I performed the same analysis for the adaboost scores, as shown in Fig 3 (below). You can see that the adaboost scores take on a more binary distribution than the rf scores, with any individual SNV likely to be classified as ~1 or 0 according to the adaptive boosting method. Just like the rf scores, SNVs in ‘exonic’ regions are equally likely to be splice-altering as not, while those in ‘splicing’ regions are highly likely to be splice-altering. An SNV in an ‘intronic’ regions is ~3X more likely to have no effect on splicing.
Fig 3. Ada score by Ensembl region for the scSNV database.
Finally, I looked at the relationship between the two scoring methods for the SNVs that fall within the Ensembl-characterized ‘splicing’ regions on chrom 1. That scatter plot is shown below in Fig 4.
I suppose I was expecting a tight linear correlation between the two approaches, however the data show that the rf and adaboost methods differ substantially in their assessment of the collection of SNVs in these regions.
It is obvious from the plot below that there are many SNVs that the rf method considers to have low probability of being splice-altering that are found to have very high (>0.9) probability by the adaboost method.
Fig 4. Scatter plot of rf score vs. ada score for SNVs within ‘splicing’ regions on chrom 1.

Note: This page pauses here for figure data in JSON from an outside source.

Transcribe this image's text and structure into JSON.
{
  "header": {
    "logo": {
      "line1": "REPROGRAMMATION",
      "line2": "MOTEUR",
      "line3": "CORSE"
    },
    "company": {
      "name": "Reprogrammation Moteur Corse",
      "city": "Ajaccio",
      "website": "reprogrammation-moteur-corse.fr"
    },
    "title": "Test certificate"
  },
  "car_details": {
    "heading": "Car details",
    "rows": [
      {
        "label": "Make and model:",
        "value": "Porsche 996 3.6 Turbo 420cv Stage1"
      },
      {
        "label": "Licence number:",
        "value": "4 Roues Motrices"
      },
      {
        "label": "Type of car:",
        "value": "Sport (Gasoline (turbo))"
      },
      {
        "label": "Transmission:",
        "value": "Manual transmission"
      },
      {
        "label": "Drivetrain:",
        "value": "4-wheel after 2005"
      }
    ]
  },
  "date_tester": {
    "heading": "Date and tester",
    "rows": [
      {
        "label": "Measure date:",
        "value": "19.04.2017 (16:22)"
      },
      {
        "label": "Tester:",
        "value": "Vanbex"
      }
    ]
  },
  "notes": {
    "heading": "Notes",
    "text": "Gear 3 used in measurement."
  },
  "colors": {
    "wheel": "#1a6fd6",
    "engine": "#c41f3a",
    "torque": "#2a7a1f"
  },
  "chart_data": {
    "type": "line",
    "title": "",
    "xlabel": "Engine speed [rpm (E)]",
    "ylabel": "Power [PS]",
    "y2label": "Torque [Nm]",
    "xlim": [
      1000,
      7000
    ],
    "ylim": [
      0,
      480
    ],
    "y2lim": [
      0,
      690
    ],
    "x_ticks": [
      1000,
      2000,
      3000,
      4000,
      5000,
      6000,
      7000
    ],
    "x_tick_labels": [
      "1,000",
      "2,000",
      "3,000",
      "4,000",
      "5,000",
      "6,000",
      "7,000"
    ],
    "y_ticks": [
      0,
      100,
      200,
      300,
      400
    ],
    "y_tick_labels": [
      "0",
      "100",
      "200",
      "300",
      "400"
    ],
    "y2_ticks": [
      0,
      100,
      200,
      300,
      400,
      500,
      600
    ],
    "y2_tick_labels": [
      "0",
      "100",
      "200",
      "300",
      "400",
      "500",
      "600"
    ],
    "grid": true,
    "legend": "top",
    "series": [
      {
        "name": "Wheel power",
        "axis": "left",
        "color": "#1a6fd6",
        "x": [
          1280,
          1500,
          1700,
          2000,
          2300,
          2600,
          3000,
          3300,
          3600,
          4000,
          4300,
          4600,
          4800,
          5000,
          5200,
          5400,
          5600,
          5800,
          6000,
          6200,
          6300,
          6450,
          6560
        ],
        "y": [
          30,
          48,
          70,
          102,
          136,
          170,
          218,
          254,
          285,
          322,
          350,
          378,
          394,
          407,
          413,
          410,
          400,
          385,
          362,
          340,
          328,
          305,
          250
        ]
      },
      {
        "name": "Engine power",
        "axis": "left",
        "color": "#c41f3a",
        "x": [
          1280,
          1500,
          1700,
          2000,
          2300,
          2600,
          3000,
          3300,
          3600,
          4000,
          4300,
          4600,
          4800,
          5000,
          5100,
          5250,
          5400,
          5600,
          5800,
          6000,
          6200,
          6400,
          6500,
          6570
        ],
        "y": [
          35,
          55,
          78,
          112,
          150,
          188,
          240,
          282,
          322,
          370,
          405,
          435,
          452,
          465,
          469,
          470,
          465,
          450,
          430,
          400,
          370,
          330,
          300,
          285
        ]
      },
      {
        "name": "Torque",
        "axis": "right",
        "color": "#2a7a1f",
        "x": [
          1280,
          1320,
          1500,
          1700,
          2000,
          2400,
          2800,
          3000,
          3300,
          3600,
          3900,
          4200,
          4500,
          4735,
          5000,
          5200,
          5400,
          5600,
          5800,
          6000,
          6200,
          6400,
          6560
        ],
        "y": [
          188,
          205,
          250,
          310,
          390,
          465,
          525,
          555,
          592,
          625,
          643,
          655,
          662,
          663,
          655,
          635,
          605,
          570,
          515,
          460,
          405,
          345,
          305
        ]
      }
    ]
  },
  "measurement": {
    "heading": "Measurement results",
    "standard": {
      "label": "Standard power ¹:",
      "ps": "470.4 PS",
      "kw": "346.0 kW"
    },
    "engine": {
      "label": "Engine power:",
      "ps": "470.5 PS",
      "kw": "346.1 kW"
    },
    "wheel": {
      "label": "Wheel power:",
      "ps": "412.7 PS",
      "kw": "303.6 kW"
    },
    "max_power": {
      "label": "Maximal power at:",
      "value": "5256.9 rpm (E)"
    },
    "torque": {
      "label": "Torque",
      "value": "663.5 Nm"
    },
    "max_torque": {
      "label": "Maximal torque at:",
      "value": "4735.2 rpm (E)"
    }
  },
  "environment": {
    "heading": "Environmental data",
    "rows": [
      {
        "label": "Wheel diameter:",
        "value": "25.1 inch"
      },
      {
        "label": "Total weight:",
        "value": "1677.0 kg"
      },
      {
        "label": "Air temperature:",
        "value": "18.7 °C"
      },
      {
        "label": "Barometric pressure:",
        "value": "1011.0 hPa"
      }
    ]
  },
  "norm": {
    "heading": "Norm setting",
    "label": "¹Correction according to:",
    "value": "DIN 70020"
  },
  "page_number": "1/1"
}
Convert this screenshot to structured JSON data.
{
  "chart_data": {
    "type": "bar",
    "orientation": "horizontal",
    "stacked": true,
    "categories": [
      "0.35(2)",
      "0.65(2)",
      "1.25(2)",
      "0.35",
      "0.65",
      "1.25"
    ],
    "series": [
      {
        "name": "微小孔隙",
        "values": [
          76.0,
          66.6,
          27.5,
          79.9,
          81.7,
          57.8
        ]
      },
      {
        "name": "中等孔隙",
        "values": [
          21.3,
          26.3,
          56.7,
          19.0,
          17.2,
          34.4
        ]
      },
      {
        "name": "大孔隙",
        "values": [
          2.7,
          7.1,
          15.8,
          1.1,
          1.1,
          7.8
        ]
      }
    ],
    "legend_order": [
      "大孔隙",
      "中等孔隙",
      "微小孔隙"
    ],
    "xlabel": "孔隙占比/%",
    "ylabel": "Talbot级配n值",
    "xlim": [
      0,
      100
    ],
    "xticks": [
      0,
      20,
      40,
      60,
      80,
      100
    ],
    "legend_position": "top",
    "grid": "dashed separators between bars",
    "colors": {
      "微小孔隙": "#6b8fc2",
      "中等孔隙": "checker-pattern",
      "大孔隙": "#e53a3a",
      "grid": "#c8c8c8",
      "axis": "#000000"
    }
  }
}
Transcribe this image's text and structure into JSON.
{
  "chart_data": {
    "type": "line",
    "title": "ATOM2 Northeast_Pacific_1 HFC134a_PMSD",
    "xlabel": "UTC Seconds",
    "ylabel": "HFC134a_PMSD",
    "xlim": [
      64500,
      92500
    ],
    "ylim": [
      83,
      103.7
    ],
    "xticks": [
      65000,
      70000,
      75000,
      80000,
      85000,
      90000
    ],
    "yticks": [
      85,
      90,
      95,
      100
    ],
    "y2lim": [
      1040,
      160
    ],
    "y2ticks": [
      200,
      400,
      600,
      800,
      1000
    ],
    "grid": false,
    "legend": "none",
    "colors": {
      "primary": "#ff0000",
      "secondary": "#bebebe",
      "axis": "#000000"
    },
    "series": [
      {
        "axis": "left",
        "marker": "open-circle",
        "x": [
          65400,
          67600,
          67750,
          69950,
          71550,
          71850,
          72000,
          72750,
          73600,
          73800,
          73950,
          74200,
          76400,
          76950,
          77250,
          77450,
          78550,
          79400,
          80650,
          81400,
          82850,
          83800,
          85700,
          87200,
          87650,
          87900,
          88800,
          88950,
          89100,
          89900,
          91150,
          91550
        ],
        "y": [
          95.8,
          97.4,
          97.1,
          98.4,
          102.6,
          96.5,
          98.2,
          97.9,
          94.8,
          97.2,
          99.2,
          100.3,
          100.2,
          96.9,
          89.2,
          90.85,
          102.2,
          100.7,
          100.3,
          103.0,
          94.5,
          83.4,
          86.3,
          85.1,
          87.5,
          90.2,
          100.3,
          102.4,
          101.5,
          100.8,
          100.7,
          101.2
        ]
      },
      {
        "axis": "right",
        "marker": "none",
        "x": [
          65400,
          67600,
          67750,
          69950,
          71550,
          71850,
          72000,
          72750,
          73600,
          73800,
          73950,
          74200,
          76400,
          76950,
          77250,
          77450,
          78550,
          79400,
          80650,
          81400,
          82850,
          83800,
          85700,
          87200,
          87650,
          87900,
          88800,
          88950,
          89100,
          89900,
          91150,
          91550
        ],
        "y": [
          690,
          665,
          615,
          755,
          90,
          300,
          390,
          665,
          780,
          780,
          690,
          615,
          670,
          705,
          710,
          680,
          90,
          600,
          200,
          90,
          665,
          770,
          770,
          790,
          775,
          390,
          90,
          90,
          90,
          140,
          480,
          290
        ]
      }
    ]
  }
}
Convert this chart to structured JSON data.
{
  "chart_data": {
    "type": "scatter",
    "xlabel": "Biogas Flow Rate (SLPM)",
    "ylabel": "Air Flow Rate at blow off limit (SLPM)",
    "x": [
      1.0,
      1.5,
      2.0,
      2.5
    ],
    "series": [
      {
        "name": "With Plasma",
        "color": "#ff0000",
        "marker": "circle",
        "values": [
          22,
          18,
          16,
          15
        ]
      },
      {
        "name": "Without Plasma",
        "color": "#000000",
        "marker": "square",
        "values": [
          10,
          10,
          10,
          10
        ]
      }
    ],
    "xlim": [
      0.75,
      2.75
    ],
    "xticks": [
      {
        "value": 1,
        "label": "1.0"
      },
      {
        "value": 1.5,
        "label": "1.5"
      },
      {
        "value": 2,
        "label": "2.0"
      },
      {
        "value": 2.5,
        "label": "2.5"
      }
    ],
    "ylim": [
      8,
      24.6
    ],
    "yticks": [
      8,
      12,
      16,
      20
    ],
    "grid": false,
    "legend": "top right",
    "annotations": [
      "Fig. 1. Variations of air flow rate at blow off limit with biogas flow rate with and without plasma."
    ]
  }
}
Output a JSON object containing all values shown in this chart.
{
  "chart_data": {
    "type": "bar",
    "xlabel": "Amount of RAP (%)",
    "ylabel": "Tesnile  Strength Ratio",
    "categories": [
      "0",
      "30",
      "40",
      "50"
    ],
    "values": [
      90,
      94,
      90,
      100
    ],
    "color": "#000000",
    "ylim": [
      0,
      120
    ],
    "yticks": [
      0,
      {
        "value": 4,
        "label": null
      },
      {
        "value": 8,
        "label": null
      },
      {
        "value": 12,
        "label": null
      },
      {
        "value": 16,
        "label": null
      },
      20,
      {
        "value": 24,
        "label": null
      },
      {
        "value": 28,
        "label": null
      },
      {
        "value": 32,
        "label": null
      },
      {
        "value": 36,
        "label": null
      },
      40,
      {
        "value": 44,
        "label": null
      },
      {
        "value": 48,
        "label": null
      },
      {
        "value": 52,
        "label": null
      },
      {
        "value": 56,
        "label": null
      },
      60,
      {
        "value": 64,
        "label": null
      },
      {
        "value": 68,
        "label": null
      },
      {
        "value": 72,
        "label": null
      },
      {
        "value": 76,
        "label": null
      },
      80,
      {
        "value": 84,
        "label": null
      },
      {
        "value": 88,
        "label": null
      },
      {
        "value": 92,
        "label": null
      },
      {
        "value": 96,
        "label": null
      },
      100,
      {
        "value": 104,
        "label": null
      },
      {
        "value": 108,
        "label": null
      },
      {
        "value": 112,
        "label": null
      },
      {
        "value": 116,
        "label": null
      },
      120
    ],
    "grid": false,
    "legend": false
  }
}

This result would appear to suggest that if one is going to classify variants as “splice-altering” from this database, it would be best to consider both predictions or some combination of them rather than relying on either score alone if the goal is not to miss any potentially important sites. Conversely, if the goal is to only consider sites with very high likelihood of being splice-altering, a threshold could be set such that both scores need to be above 0.8, for example.